The cheap ENC network cards are not as easy to use for “web sockets” because a lot more is left to the software (that’s why they are cheaper) and socket implementations to date have been few and far between but thanks to work by Peter Oakes in Canada who’s been helping me with this, it looks like the ENC board is cracked all but for a question of reliability – we have a working socket implementation using code originally written for the Nanode boards. Right now it falls over occasionally so I’m leaving it to one side while I get the rest perfected.
The second screen on the right above is merely a test page showing 6 local slider controls and analog inputs from 5 boards – the last one being located way down the radio network chain at the other side of the house.
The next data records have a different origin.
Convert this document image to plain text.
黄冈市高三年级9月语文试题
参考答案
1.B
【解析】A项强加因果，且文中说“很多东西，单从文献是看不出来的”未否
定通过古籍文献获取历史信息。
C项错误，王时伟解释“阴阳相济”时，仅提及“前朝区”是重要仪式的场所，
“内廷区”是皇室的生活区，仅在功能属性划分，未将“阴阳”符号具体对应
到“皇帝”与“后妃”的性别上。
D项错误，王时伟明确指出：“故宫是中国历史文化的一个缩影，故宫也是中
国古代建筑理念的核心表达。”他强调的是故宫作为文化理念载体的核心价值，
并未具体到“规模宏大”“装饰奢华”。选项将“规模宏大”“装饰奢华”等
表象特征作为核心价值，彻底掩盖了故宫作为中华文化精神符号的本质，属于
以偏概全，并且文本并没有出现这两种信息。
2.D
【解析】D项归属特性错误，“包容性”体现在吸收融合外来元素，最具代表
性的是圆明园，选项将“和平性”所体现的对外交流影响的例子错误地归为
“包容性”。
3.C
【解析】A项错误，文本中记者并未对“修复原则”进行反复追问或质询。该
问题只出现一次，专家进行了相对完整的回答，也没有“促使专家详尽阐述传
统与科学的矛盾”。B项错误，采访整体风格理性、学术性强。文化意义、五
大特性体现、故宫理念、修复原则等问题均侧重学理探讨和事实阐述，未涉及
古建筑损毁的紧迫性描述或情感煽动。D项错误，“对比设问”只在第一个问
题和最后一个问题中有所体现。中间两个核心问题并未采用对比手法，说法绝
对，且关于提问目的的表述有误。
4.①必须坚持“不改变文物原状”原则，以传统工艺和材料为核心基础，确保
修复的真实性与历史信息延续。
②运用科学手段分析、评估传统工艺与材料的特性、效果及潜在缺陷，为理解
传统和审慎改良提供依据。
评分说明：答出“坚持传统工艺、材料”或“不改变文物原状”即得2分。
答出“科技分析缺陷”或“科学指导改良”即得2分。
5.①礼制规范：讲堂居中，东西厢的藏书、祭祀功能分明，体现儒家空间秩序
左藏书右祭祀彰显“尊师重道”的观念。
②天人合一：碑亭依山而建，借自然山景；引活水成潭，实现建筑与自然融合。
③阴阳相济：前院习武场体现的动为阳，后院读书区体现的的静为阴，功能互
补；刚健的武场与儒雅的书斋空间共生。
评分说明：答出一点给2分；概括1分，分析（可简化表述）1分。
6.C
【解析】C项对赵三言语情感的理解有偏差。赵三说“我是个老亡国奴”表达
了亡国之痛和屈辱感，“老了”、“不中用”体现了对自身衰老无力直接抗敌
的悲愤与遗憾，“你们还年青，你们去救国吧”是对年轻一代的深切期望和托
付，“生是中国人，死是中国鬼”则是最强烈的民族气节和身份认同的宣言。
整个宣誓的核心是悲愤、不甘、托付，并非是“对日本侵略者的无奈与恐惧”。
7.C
So that gives us one card controlled by the Internet. How does that make a home control? The next stage is to have that card also talk to a wireless controller – to talk to other boards. The cost of wireless is similarly inexpensive but very limited.
The NRF boards will typically talk DIRECTLY to 5 other boards (they CAN talk to more but typical libraries out there limit themselves to 5) over the kind of range you’ll see for cheap home WIFI – i.e. not very far and definitely not through more than a couple of walls – what’s needed is a means to network them – and that’s where the software library RF24NETWORK comes in – a simple means to network dozens of these together. It may be in this case that the network is not needed – the fact that the main unit can talk to 5 other radio boards may well be sufficient and if not then simply relaying software from one to the next takes that up to 25 boards and way beyond.
The NETio designer is in touch and has been helpful. Next step is to fully test it on the really cheap Ethernet boards (done that but not yet happy about potential memory leaks). I’ve already had success with the radio boards and the rest is easy. Here are a couple of early blogs on the subject of the radio network… and with links to other resources.
Current prototypes feature:
2 12-bit analog inputs (had 4 but needed pins 0 and 1 to check serially…)
3 digital outputs
3 analog PWM outputs (ideal for LED LIGHTING by adding a MOSFET and 12v supply for the lighting – again a plug in the wall job)
2 DHT11/22 chip temperature inputs (I have implemented both humidity and temperature – could have used Dallas chips for temperature but this seemed like 2 for 1).
You can add as many radio boards as you need and each one has the same facility.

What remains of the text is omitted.